Mr Timothy Straker QC held that there was a duty on the local authority to make a grant to the extent that a former relevant child’s educational needs required it. Further, that grant could include tuition fees; a principal expense associated with education was the cost of tuition. The judge also rejected an argument that it was relevant that the local authority had limited resources. Having allowed the claim, he refused to make a mandatory order requiring the local authority to make a grant to the brothers. Instead, the decision was quashed and a fresh decision is to be made in light of the judgment, with the local authority deciding whether or not the brothers’ educational needs require the grant.
The judgment is not available as yet.
July 19th, 2011 by Rachel Kamm
Michael Gove has made a statement today covering a number of education funding topics. There are various decisions, one ‘minded to’ decision and three consultation exercises.
First, the decisions. On schools capital, there will be £500 million to help local authorities provide extra school places to meet the extra pressures caused by increased birth rates. It is announced that there will also be a new (privately financed) school rebuilding programme, targeting those schools in the worst condition; applications can be submitted in October. School building regulations will be pared down significantly with the intention of cutting both costs and red tape. The Government has said that it will carry out a condition survey of all school buildings so that funding can be better targeted and that it will also improve the design of schools to achieve better buildings and better value.
The ‘almost a decision’ is that “The Government is minded not to fund the [Building Schools for the Future] projects which were the subject of a judicial review earlier this year, subject to further representations from the authorities involved“.
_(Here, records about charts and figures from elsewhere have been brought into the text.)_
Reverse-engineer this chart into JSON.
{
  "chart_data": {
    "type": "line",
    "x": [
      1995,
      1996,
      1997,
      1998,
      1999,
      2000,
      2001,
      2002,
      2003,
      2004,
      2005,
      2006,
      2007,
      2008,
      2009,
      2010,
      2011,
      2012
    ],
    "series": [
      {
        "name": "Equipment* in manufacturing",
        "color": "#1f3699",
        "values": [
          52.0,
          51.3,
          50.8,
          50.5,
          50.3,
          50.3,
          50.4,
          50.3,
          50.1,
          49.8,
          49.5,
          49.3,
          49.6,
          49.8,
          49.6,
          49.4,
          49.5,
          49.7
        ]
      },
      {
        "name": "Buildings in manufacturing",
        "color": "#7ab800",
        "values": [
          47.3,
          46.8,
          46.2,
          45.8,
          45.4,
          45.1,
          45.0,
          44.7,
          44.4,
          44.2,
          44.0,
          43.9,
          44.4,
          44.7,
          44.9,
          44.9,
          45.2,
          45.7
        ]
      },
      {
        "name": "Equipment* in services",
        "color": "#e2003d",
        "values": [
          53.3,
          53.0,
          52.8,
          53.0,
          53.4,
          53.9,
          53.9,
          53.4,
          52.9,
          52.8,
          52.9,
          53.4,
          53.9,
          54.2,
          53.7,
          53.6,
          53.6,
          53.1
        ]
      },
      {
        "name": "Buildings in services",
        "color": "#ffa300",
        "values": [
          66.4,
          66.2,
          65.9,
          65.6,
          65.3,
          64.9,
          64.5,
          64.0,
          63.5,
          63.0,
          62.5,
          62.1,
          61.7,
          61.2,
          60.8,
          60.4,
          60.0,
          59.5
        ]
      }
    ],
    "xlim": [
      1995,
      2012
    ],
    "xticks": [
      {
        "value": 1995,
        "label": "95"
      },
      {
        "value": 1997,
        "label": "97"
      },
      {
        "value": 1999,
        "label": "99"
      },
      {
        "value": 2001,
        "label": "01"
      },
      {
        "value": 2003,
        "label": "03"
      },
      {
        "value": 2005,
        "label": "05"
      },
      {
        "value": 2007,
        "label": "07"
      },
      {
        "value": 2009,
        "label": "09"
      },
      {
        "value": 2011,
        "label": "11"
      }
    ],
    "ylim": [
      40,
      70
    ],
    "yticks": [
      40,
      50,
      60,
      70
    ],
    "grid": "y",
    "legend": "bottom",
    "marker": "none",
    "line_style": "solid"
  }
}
The three consultation exercises are on:
1. The recommendations of Sebastian James’s review on school building – the recommendations will be broadly accepted subject to consultation on the details and implementation;
2. Proposals for a new, fairer and more transparent school funding system – the current funding scheme for maintained schools will continue in 2012-13; and
3. On LACSEG academy funding – the webpage for the consultation paper states that “The Secretary of State for Education, in consultation with the Secretary of State for Communities and Local Government, has agreed to reconsider the appropriate reduction to local authority funding to be made to reflect the transfer of central services from local authorities to academies and Free Schools. This consideration will apply to the transfers for both the 2011-12 and 2012-13 financial years. We want to ensure that academies and local authorities are funded fairly and we welcome the opportunity to seek views on this reconsideration from local authorities, the Local Government Association and London Councils.”
The accompanying letter to local authorities explains that there will also be an open consultation on the 16-19 funding formula and methodology in the coming months.